TributarIA

Corte di Cassazione (penale)
Sentenza n. 27670/2026

deposito 23/07/2026 · ECLI:IT:CASS:2026:27670PEN

Reati tributari e penale dell'economiaContenzioso e processo tributario

Principio di diritto

In tema di misure cautelari reali, il profitto del delitto di autoriciclaggio (art. 648-ter.1 cod. pen.) deve essere individuato nel guadagno - diverso dal mero godimento personale - originato dall'impiego, sostituzione o trasferimento in attività economiche, finanziarie, imprenditoriali o speculative del denaro, dei beni o delle altre utilità provenienti dal reato presupposto, e non coincide con l'intero valore di tali beni o utilità, i quali costituiscono il prodotto del reato presupposto e, al contempo, l'oggetto materiale della condotta di autoriciclaggio; ne consegue che il sequestro preventivo funzionale alla confisca del profitto dell'autoriciclaggio non può essere disposto sull'intera imposta evasa reimpiegata, in assenza della individuazione e quantificazione del guadagno ulteriore derivante dal reimpiego.
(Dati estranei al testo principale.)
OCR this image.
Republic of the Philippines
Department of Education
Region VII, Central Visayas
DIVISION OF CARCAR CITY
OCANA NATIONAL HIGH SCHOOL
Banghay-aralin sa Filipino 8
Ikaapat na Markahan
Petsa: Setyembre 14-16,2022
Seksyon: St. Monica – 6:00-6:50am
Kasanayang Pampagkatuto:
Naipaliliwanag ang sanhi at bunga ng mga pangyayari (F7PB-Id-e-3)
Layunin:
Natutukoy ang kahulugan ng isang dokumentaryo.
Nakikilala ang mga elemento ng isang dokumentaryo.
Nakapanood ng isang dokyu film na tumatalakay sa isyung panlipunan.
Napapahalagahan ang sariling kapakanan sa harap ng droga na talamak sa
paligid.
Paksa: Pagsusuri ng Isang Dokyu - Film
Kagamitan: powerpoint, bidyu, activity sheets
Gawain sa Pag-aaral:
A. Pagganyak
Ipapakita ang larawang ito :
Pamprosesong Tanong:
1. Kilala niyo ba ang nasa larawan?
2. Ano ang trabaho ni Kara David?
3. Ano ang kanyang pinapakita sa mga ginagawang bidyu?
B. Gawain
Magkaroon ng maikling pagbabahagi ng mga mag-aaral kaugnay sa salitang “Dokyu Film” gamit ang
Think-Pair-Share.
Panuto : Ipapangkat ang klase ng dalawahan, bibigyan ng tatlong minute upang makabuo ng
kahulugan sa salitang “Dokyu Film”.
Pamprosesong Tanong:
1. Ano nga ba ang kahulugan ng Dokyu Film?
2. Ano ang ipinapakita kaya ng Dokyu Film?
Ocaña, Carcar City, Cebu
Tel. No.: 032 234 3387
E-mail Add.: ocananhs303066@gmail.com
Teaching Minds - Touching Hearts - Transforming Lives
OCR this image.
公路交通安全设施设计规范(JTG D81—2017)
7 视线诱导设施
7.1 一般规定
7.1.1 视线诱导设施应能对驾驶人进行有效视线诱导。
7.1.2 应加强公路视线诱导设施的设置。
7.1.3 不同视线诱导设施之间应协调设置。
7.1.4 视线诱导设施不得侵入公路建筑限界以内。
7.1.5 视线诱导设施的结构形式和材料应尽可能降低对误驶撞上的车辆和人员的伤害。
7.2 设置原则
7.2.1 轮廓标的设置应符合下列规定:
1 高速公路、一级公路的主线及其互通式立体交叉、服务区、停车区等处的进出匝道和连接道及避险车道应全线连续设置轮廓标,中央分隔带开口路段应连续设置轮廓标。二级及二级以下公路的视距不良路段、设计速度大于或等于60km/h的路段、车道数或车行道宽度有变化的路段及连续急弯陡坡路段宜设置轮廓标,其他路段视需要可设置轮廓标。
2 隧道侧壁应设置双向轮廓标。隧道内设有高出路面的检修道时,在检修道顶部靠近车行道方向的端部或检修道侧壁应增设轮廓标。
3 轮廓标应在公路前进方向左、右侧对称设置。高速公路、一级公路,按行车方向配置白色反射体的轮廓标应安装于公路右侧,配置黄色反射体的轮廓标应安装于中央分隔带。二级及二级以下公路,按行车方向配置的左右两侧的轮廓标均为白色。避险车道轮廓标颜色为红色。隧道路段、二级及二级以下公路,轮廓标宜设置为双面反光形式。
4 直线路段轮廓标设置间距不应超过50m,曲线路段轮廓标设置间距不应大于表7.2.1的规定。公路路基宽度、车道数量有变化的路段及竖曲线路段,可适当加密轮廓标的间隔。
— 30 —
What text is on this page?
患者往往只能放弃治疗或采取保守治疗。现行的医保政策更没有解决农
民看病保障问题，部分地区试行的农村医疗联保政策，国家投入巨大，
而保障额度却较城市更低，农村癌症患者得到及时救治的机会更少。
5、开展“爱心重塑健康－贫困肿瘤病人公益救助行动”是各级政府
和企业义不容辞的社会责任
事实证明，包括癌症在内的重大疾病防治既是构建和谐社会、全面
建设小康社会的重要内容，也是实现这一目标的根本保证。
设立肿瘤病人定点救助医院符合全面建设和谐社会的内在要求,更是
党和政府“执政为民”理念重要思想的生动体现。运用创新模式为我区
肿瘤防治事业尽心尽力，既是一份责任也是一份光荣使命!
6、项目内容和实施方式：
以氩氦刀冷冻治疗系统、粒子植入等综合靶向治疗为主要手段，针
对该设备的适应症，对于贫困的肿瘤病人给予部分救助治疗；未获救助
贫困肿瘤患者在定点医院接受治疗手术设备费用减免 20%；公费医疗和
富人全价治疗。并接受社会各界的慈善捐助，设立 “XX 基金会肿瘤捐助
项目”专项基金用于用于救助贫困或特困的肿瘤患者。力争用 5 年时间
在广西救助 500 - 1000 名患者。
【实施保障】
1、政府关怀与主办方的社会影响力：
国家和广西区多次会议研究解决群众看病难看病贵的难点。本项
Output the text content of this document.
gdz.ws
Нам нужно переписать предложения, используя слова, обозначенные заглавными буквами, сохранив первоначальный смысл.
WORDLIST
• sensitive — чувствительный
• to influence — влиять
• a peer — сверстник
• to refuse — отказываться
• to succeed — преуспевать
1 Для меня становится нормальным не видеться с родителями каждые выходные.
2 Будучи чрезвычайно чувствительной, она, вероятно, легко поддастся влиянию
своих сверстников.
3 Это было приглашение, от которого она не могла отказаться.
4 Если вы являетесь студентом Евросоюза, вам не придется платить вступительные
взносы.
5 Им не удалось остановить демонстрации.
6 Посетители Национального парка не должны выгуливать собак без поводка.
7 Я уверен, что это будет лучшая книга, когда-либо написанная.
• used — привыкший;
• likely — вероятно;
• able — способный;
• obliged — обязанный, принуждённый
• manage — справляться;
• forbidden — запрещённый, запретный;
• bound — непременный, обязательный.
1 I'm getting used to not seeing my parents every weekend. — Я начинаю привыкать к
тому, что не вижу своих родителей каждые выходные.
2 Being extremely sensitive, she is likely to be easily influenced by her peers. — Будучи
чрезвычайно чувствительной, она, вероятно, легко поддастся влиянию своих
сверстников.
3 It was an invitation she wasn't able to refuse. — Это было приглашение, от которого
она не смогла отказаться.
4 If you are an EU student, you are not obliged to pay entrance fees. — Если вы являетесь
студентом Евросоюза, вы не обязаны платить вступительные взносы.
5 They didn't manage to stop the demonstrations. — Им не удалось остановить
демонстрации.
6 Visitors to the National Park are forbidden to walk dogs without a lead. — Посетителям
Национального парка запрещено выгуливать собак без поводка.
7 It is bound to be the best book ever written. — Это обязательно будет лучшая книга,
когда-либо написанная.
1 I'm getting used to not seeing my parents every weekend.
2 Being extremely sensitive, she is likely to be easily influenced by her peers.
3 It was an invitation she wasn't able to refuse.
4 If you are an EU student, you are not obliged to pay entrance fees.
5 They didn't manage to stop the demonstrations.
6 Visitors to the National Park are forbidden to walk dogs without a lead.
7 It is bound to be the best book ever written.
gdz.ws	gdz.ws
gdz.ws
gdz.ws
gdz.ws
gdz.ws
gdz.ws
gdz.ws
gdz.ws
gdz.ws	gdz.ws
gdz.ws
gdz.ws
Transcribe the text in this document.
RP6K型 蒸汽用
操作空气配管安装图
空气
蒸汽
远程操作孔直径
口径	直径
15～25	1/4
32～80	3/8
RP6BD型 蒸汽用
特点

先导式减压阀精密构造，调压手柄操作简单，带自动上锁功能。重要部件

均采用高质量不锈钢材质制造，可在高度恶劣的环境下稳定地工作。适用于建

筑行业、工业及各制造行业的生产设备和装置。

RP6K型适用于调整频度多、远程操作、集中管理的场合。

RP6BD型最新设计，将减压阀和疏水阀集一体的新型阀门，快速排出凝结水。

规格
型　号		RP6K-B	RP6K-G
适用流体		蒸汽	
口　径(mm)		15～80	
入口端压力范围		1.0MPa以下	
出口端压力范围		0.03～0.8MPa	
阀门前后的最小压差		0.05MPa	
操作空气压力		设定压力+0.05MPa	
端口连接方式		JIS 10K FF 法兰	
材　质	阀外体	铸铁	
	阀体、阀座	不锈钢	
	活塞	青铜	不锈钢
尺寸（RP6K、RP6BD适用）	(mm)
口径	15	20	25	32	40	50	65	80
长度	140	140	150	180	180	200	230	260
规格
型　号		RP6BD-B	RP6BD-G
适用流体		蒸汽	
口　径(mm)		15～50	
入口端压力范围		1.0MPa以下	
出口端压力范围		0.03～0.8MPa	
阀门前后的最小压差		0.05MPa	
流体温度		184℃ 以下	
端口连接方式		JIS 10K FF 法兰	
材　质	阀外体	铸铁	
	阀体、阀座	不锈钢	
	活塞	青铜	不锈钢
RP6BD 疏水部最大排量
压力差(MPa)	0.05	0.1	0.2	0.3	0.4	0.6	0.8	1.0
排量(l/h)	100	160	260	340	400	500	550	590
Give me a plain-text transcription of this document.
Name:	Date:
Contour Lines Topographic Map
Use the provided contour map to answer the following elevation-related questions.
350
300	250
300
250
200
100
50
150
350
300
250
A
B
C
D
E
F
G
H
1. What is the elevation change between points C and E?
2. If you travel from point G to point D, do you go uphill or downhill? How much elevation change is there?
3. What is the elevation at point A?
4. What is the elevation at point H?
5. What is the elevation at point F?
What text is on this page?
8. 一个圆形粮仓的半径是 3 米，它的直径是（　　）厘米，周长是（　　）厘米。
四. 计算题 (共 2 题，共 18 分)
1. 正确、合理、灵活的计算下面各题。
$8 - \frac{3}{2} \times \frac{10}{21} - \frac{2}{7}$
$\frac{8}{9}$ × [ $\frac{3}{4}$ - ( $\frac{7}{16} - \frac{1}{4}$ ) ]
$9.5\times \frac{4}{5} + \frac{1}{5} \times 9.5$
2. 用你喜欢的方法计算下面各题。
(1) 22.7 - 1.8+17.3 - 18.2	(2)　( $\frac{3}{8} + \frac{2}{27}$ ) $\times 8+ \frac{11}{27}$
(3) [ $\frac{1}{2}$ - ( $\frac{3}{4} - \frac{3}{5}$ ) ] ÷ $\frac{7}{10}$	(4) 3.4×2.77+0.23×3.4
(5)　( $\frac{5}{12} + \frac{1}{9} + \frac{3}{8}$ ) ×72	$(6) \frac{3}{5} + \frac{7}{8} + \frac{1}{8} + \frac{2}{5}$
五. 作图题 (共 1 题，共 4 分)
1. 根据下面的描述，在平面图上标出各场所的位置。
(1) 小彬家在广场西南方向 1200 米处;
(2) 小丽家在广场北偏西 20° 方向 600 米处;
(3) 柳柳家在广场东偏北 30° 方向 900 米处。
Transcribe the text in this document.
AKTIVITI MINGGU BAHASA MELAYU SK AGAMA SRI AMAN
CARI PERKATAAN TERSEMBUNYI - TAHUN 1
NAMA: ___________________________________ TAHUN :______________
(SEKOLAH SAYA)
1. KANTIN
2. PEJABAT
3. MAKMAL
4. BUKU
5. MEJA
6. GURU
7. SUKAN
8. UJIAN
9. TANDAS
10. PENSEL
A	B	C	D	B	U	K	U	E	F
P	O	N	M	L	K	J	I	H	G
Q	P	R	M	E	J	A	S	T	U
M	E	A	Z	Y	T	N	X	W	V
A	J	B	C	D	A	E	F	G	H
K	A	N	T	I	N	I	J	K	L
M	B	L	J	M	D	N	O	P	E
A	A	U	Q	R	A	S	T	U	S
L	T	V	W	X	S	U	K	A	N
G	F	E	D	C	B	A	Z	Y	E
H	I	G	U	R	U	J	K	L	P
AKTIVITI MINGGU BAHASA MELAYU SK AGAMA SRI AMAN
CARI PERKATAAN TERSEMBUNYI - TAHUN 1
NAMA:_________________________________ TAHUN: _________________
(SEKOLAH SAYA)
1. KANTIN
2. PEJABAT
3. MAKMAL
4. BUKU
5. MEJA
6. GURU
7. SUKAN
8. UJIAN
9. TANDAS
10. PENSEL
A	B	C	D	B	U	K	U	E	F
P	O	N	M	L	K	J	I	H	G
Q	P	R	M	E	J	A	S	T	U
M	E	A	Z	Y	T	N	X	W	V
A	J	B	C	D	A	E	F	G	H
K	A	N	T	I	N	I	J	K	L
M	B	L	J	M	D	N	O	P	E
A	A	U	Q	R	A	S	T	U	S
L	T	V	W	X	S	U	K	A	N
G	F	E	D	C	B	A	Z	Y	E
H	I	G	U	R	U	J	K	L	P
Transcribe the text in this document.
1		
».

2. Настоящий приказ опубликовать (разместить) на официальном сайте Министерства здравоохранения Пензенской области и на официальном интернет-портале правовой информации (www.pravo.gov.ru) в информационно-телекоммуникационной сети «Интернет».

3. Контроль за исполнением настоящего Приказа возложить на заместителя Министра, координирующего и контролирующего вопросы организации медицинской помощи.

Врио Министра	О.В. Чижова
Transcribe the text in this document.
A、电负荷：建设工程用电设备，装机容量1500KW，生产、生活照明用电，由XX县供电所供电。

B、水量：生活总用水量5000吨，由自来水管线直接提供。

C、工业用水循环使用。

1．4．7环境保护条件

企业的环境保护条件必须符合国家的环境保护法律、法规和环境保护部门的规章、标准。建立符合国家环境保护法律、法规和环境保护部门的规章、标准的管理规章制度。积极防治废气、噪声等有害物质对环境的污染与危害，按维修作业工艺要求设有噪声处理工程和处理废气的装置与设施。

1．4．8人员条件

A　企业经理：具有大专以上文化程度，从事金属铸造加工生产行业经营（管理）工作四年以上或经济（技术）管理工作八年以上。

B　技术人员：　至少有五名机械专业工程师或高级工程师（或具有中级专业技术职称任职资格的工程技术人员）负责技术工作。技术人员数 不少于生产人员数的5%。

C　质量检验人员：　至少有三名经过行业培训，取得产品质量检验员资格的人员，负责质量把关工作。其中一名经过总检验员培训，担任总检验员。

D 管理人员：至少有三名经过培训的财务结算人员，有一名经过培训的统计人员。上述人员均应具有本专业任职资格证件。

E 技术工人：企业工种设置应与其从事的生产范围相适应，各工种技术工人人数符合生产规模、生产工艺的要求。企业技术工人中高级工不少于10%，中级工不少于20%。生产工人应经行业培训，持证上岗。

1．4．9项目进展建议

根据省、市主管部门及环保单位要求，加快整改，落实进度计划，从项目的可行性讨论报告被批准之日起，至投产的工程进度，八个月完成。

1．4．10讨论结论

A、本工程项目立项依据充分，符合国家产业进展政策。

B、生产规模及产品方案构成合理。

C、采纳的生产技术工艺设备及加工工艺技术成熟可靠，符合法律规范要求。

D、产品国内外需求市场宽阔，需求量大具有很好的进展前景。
Inoltre, in tema di misure cautelari reali, il sequestro preventivo a fini di confisca del delitto di emissione di fatture per operazioni inesistenti (art. 8 d.lgs. n. 74 del 2000) può avere ad oggetto solo il prezzo del reato, costituito dal compenso pattuito o percepito per l'emissione delle fatture, e non anche il profitto conseguito dal terzo utilizzatore per effetto della loro utilizzazione, salvo che venga formalmente contestato e richiesto il sequestro per un concorso ex art. 110 cod. pen. nel diverso delitto di cui all'art. 2 d.lgs. n. 74 del 2000, non essendo consentito al Tribunale del riesame, in ragione del principio della domanda cautelare di cui agli artt. 291, comma 1, e 321, comma 1, cod. proc. pen., individuare una base giuridica del sequestro diversa da quella posta a fondamento della richiesta originaria del pubblico ministero e del provvedimento del giudice per le indagini preliminari.